Saturday, November 24, 2012

Terlantar Empat Hari

Hh.. Ternyata udara kota Jakarta lebih pengap dari yang ku bayangkan, bahkan melebihi Pontianak, kotanya khatulistiwa, mungkin karena gedung-gedung angkuh itu, atau tronton-tronton yang keluar masuk  pelabuhan, aku hanya bisa merenung, apa yang akan terjadi pada kota ini 30 atau 40 tahun yang akan datang, semoga saja tidak keburu tenggelam.
Tiga hari sudah aku terlantar, berawal dari pertemuanku dengan Linda, sapu tangan, ketinggalan kapal, kehabisan duit, pulang lagi ke Majalengka tanah kelahiran, rasanya tidak mungkin, pilihannya hanya bertahan, luntang-lantung di kota Jakarta, meski hanya menyusuri di sekitar pelabuhan Tanjung Priok. saat seperti ini aku jadi merindukan teman-teman di kos Angsa Puri, Susi, Bella, terlebih Zohir.
"Tumben hari ini cewek kamu gak datang" Kata Dede, bocah tiong hoa yang senasib denganku.

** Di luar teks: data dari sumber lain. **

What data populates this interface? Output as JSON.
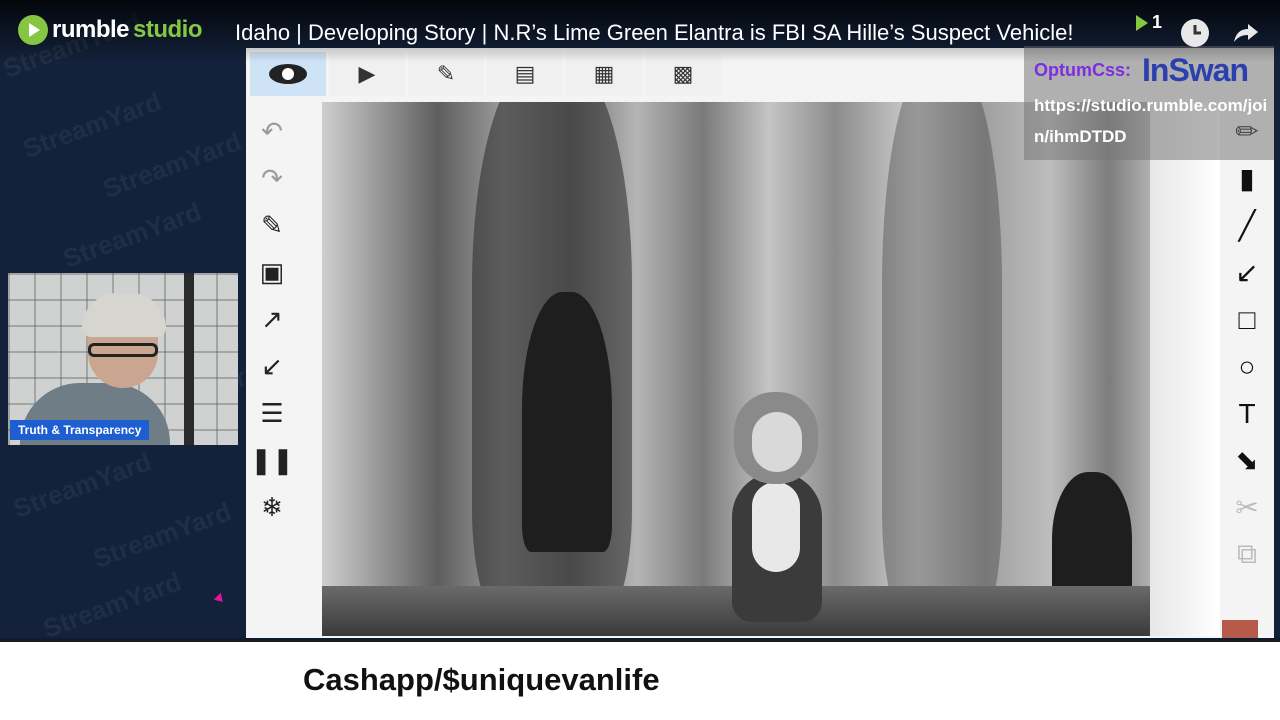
{
  "header": {
    "logo_word1": "rumble",
    "logo_word2": "studio",
    "stream_title": "Idaho | Developing Story | N.R’s Lime Green Elantra is FBI SA Hille’s Suspect Vehicle!",
    "viewer_count": "1"
  },
  "background_watermarks": [
    "StreamYard",
    "StreamYard",
    "StreamYard",
    "StreamYard",
    "StreamYard",
    "StreamYard",
    "StreamYard",
    "StreamYard"
  ],
  "webcam": {
    "name_label": "Truth & Transparency"
  },
  "whiteboard": {
    "top_tools": [
      "eye-icon",
      "play-icon",
      "annotate-icon",
      "text-recognition-icon",
      "scan-document-icon",
      "qr-code-icon"
    ],
    "left_tools": [
      "undo-icon",
      "redo-icon",
      "edit-selection-icon",
      "camera-icon",
      "import-image-icon",
      "export-image-icon",
      "adjust-icon",
      "pause-icon",
      "freeze-icon"
    ],
    "right_tools": [
      "pencil-icon",
      "eraser-icon",
      "line-icon",
      "arrow-icon",
      "rectangle-icon",
      "circle-icon",
      "text-icon",
      "select-icon",
      "cut-icon",
      "copy-icon"
    ]
  },
  "overlay": {
    "label": "OptumCss:",
    "brand": "InSwan",
    "url": "https://studio.rumble.com/join/ihmDTDD"
  },
  "banner": {
    "text": "Cashapp/$uniquevanlife"
  },
  "colors": {
    "rumble_green": "#85c742",
    "banner_bg": "#ffffff",
    "label_blue": "#1d5fd0",
    "optum_purple": "#7a2fe0"
  }
}
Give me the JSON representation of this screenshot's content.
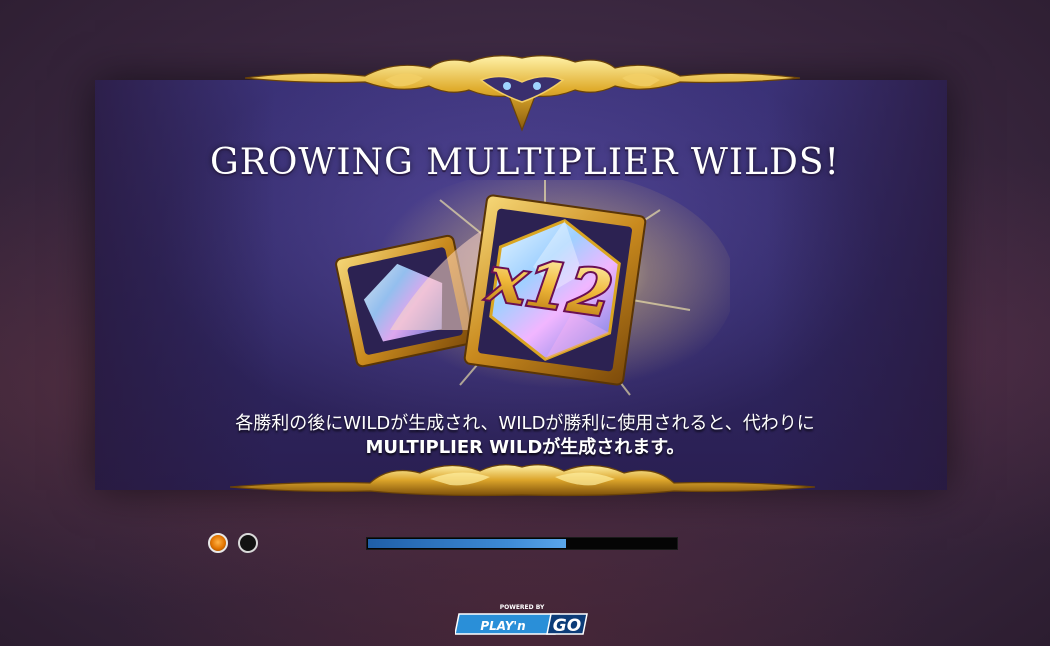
{
  "screen": {
    "title": "GROWING MULTIPLIER WILDS!",
    "multiplier_label": "x12",
    "description_lines": [
      "各勝利の後にWILDが生成され、WILDが勝利に使用されると、代わりに",
      "MULTIPLIER WILDが生成されます。"
    ]
  },
  "pagination": {
    "total_pages": 2,
    "current_page": 1
  },
  "loading": {
    "progress_fraction": 0.645
  },
  "brand": {
    "powered_by": "POWERED BY",
    "logo_text_play": "PLAY'n",
    "logo_text_go": "GO"
  },
  "colors": {
    "accent_gold": "#d9a521",
    "progress_blue": "#3d8ad4",
    "dot_active": "#e27400"
  }
}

"Siapa? Linda, dia hanya temen" Jawabku
"Hahaha,, dari sikapnya, dia naksir banget sama kamu la"
"Hh.. mungkin, tapi sebentar lagikan pisahan"
"Sayang banget tuh, udah cantik, baik lagi, walau tomboy wa"
Aku hanya tersenyum, memang benar.. Linda walau kadang menjengkelkan, dia baik dan cantik, tidak kalah sama Susi, tapi Linda hanyalah teman perjalanan, itu saja kesimpulanku.
"Cafe yu' maen bilyar, siapa tahu heng ini hari"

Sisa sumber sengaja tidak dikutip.